1 March 2024 in Canberra;

5 March 2024 in Canberra;

22 April 2024 in Canberra;

8 May 2024 in Sydney;

2 August 2024 in Canberra; and

20 September 2024 in Canberra.

1.8A list of witnesses who gave evidence at the public hearings can be found in Appendix 2.

Reason for the inquiry and structure of the report

1.9This inquiry was triggered by the PwC breach of confidentiality obligations (see Chapter 2). That incident identified serious regulatory, governance and accountability issues in PwC, one of the Big Four global interdisciplinary firms that provide a range of services to the public and private sectors.

1.10However, other serious incidents and inherent conflicts of interest at the other Big Four firms, namely Deloitte, EY, and KPMG, added impetus to the inquiry.

1.11Therefore, the committee took the opportunity to look more broadly at the services that the Big Four multidisciplinary partnerships provide, particularly in audit, assurance and consulting, and the overall legislative and regulatory framework within which they operate.

1.12This inquiry discusses matters of governance, professional standards, ethics, accountability, whistleblower protections, and structure in these large multidisciplinary partnerships, as well as competition in the audit sector.

1.13The report is structured as follows:

Chapter 3: structural and governance challenges in the Big Four firms, including:

  1. the impact of large partnership structures on effective governance and possible alternative approaches; and
  2. the impact of multidisciplinary firm structures on conflicts of interest between the provision of audit and non-audit services.

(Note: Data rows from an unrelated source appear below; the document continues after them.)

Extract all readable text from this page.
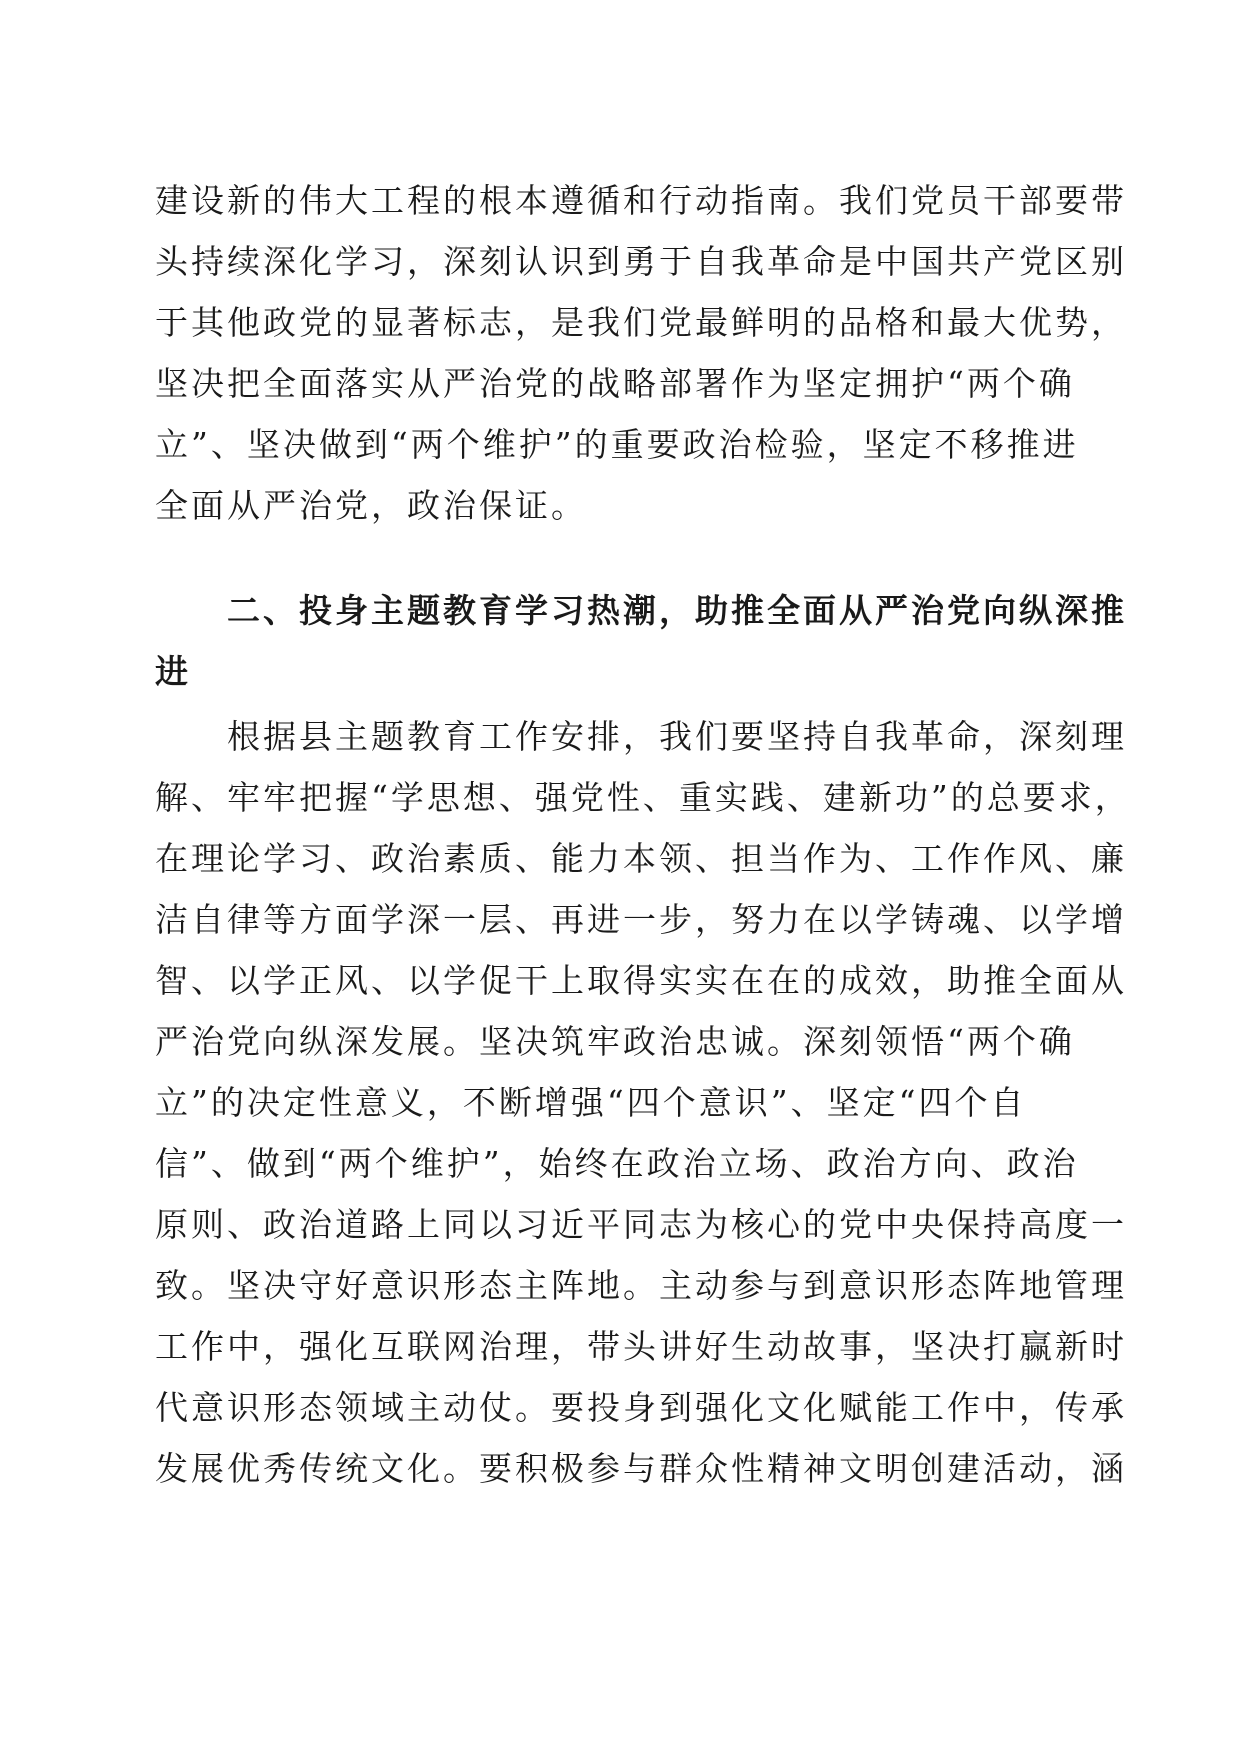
建设新的伟大工程的根本遵循和行动指南。我们党员干部要带
头持续深化学习，深刻认识到勇于自我革命是中国共产党区别
于其他政党的显著标志，是我们党最鲜明的品格和最大优势，
坚决把全面落实从严治党的战略部署作为坚定拥护“两个确
立”、坚决做到“两个维护”的重要政治检验，坚定不移推进
全面从严治党，政治保证。
　　二、投身主题教育学习热潮，助推全面从严治党向纵深推
进
　　根据县主题教育工作安排，我们要坚持自我革命，深刻理
解、牢牢把握“学思想、强党性、重实践、建新功”的总要求，
在理论学习、政治素质、能力本领、担当作为、工作作风、廉
洁自律等方面学深一层、再进一步，努力在以学铸魂、以学增
智、以学正风、以学促干上取得实实在在的成效，助推全面从
严治党向纵深发展。坚决筑牢政治忠诚。深刻领悟“两个确
立”的决定性意义，不断增强“四个意识”、坚定“四个自
信”、做到“两个维护”，始终在政治立场、政治方向、政治
原则、政治道路上同以习近平同志为核心的党中央保持高度一
致。坚决守好意识形态主阵地。主动参与到意识形态阵地管理
工作中，强化互联网治理，带头讲好生动故事，坚决打赢新时
代意识形态领域主动仗。要投身到强化文化赋能工作中，传承
发展优秀传统文化。要积极参与群众性精神文明创建活动，涵
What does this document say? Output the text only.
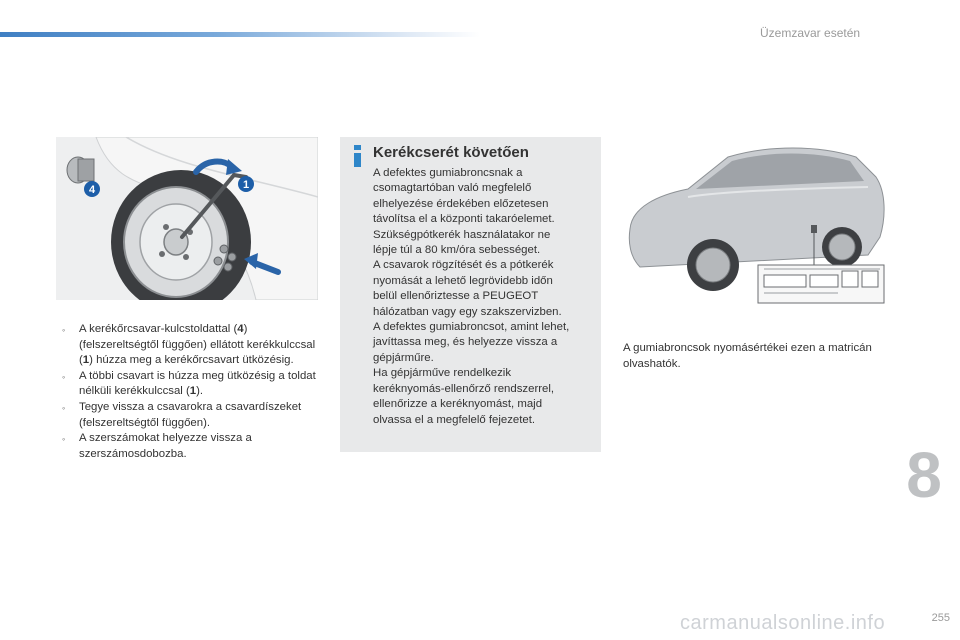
Üzemzavar esetén
4	1
◦ A kerékőrcsavar-kulcstoldattal (4) (felszereltségtől függően) ellátott kerékkulccsal (1) húzza meg a kerékőrcsavart ütközésig.
◦ A többi csavart is húzza meg ütközésig a toldat nélküli kerékkulccsal (1).
◦ Tegye vissza a csavarokra a csavardíszeket (felszereltségtől függően).
◦ A szerszámokat helyezze vissza a szerszámosdobozba.
Kerékcserét követően
A defektes gumiabroncsnak a
csomagtartóban való megfelelő
elhelyezése érdekében előzetesen
távolítsa el a központi takaróelemet.
Szükségpótkerék használatakor ne
lépje túl a 80 km/óra sebességet.
A csavarok rögzítését és a pótkerék
nyomását a lehető legrövidebb időn
belül ellenőriztesse a PEUGEOT
hálózatban vagy egy szakszervizben.
A defektes gumiabroncsot, amint lehet,
javíttassa meg, és helyezze vissza a
gépjárműre.
Ha gépjárműve rendelkezik
keréknyomás-ellenőrző rendszerrel,
ellenőrizze a keréknyomást, majd
olvassa el a megfelelő fejezetet.
A gumiabroncsok nyomásértékei ezen a matricán olvashatók.
8
carmanualsonline.info	255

Chapter 4: progress on implementing the committee’s recommendations following its previous inquiry into the regulation of auditing and new evidence received in this inquiry.

Chapter 5: rationalising the regulators for audit and accounting.

Chapter 6: professional bodies and standards including:

  1. oversight of the professional accounting bodies;
  1. legislative backing for professional and ethical standards; and
  2. the lack of professional bodies and standards for consultants.

Chapter 7: protection of whistleblowers.

Chapter 8: competition in the audit sector.

The recommendations made by the Committee have been put into two categories which reflects their respective importance.The priority recommendations (1 to 12, 18, 19, 22, and 29) are those which the Committee considers are of key importance for immediate action.The other recommendations are matters which should be the subject of government consideration and action.

Acknowledgements

1.14The committee thanks all individuals and organisations who contributed to this inquiry by preparing written submissions and giving evidence at the public hearings.

Footnotes

[1]Australian Securities and Investments Commission Act 2001, s. 234.